116 3rd St SE
Cedar Rapids, Iowa 52401
Seven inmates have died while in custody at the Linn County Jail since 2020. The sheriff’s office, which runs the jail, has reviewed the deaths and found them to be unpreventable. We find the assessment alarming and see a system in need of major changes to prevent future deaths.
According to reporting by The Gazette’s Emily Andersen and Erin Jordan, two inmates took their own lives and two died of atherosclerotic cardiovascular disease. Another died of complications from chronic substance abuse, another died from a bilateral pulmonary embolism and one inmate died of a drug overdose.
There were moments, in reviewing each of the reports, when it appears the cases could have ended differently. While after action reviews can determine whether policies were followed, they should also be done to find paths for improvement.
We believe Linn County should follow counterparts in Johnson and Scott County in having an outside agency, like the Iowa Division of Criminal Investigation, investigate jail deaths. We believe this change — instead of a review conducted by a detective in the department — will strengthen oversight, bring additional recommendations for process improvements, and avoid the possibility of conflicts of interest.
Families of inmates who died told The Gazette the Linn County facility doesn’t report deaths in a consistent manner. A policy to do so should be put in place immediately.
Linn County Sheriff Brian Gardner is considering the purchase of a body scanner that would help jail staff detect any contraband being smuggled in by inmates. We support the idea, and the scanner should be installed as soon as possible.

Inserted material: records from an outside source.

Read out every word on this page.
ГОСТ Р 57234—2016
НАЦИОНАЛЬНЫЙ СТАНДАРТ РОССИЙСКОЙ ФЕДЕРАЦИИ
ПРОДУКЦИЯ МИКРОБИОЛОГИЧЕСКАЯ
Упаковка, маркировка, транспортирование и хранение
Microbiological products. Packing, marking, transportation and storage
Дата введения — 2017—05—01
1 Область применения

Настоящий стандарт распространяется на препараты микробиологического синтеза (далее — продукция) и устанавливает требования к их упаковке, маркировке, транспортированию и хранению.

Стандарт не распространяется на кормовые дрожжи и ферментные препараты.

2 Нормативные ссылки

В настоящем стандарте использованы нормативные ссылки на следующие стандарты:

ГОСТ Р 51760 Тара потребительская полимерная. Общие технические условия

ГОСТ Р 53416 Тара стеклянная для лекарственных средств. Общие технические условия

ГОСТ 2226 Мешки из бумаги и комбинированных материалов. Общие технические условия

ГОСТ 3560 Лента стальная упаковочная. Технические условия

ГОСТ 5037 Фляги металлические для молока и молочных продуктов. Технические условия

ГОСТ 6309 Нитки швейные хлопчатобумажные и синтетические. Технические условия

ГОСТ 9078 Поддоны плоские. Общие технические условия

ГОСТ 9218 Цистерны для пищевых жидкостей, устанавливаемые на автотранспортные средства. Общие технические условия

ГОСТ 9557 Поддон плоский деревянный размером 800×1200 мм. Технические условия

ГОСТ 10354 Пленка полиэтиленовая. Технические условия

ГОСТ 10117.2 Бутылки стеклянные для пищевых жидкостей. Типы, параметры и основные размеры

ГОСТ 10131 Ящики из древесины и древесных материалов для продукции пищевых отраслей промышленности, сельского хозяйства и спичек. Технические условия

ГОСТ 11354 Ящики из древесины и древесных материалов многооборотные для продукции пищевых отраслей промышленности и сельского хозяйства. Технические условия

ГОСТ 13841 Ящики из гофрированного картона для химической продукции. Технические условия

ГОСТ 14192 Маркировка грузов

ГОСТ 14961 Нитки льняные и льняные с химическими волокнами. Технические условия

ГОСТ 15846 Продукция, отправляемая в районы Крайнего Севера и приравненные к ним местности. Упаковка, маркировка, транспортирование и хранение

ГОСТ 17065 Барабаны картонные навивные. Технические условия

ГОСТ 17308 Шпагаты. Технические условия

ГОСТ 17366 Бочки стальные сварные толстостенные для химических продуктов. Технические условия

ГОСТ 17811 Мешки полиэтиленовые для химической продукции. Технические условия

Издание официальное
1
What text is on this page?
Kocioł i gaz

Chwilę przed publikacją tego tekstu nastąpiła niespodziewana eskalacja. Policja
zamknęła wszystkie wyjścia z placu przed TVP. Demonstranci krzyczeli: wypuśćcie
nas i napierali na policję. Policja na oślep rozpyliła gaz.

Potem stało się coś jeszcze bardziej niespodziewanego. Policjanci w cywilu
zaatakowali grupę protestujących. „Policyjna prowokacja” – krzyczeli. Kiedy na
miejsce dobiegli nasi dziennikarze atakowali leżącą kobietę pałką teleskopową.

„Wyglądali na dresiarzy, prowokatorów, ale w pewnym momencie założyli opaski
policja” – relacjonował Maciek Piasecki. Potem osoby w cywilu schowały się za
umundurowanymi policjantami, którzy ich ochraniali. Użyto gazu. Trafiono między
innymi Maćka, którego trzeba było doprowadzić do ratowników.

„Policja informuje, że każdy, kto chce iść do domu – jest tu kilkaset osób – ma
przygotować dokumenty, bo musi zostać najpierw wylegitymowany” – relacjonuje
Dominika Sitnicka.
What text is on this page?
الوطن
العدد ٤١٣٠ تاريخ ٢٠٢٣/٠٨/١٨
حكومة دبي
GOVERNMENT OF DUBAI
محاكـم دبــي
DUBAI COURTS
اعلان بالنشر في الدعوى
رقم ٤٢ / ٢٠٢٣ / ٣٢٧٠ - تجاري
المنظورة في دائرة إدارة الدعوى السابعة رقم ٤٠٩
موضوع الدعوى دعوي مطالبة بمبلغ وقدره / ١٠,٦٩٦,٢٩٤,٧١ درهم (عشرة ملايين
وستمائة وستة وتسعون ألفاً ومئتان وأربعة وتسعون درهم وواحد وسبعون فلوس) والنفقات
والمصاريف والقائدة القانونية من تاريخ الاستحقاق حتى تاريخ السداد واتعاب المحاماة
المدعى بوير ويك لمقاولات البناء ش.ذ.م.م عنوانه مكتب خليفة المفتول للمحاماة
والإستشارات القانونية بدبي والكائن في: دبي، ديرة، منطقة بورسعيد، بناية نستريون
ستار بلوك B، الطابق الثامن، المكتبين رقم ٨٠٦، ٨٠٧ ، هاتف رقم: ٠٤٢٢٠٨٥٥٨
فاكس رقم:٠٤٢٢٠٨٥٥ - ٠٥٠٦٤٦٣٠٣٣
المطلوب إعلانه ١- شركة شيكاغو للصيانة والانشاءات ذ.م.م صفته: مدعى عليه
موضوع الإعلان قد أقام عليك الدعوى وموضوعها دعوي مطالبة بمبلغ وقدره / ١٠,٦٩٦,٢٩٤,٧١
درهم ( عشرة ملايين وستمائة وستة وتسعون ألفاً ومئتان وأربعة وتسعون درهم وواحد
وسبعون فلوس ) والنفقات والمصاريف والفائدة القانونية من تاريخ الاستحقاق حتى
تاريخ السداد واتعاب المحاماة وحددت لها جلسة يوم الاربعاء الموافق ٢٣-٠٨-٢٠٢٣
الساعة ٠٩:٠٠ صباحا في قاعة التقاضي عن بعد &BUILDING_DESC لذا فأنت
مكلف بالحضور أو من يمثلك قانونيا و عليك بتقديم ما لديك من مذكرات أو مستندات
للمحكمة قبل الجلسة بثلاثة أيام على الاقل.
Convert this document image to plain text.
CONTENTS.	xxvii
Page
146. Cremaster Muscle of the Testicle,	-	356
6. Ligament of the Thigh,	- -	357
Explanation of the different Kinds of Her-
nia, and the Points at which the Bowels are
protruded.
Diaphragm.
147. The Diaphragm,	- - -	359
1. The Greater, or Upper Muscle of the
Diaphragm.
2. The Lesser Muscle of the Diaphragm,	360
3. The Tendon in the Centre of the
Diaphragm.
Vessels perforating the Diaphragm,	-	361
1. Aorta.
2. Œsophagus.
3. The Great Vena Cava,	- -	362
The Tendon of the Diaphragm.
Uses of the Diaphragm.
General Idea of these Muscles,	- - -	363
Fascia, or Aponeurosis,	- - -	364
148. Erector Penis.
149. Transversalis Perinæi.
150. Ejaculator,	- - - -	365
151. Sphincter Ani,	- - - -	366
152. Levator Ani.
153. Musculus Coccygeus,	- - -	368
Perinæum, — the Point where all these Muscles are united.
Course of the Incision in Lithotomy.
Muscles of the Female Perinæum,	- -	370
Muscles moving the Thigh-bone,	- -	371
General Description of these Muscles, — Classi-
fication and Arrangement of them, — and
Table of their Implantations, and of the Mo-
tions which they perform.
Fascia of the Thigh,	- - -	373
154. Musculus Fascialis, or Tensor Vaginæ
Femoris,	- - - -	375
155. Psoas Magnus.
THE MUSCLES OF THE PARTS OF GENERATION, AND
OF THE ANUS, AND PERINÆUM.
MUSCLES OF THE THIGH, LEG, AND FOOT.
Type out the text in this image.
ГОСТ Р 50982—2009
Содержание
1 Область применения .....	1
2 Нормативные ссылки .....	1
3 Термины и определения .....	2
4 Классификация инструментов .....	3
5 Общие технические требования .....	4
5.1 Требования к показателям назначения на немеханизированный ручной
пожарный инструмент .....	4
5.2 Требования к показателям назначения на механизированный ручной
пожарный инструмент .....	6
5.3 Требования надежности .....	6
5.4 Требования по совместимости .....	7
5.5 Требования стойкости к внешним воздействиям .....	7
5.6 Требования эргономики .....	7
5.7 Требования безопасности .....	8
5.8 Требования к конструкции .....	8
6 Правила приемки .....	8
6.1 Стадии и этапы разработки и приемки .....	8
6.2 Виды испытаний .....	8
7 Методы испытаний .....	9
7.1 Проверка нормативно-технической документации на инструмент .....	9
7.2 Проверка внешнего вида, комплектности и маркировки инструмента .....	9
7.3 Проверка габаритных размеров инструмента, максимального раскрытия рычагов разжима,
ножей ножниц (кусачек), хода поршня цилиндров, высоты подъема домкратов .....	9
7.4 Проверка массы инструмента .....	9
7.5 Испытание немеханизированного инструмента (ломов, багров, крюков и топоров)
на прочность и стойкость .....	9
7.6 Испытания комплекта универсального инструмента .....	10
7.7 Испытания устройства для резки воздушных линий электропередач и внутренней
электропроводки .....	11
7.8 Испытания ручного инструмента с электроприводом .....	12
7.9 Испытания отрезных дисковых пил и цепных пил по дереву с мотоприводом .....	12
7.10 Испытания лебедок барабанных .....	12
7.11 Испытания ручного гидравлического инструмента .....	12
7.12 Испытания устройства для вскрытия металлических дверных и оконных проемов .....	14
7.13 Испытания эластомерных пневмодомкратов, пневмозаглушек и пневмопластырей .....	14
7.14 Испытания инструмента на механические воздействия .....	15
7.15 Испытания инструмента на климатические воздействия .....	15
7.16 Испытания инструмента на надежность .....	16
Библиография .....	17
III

We also strongly encourage the department review jail staffing levels and review whether the jail staff is providing consistent follow-up care to individuals of those asking or receiving medical or mental health services. Health screenings should be completed after initial court appearances for those inmates not being released on recognizance or supervision, not after a 72-hour wait.
While we recognize the above recommendations may carry price tags, so does defending the county's actions — or lack of actions — in litigation that can take years to resolve.
The state jail administrator, who is in charge of collecting information on jail deaths and conducts announced jail inspections, underreported the number deaths in Linn County and statewide. He never returned calls to explain why this happened. The lack of response should be addressed by the Iowa Department of Corrections officials. Additionally, the reporting system needs to be strengthened, with penalties for counties that fail to report deaths to the state.
Clearly, more can be done than simply slapping an “unpreventable” label on these cases. The sheriff’s office has an obligation to make the changes needed to make them preventable.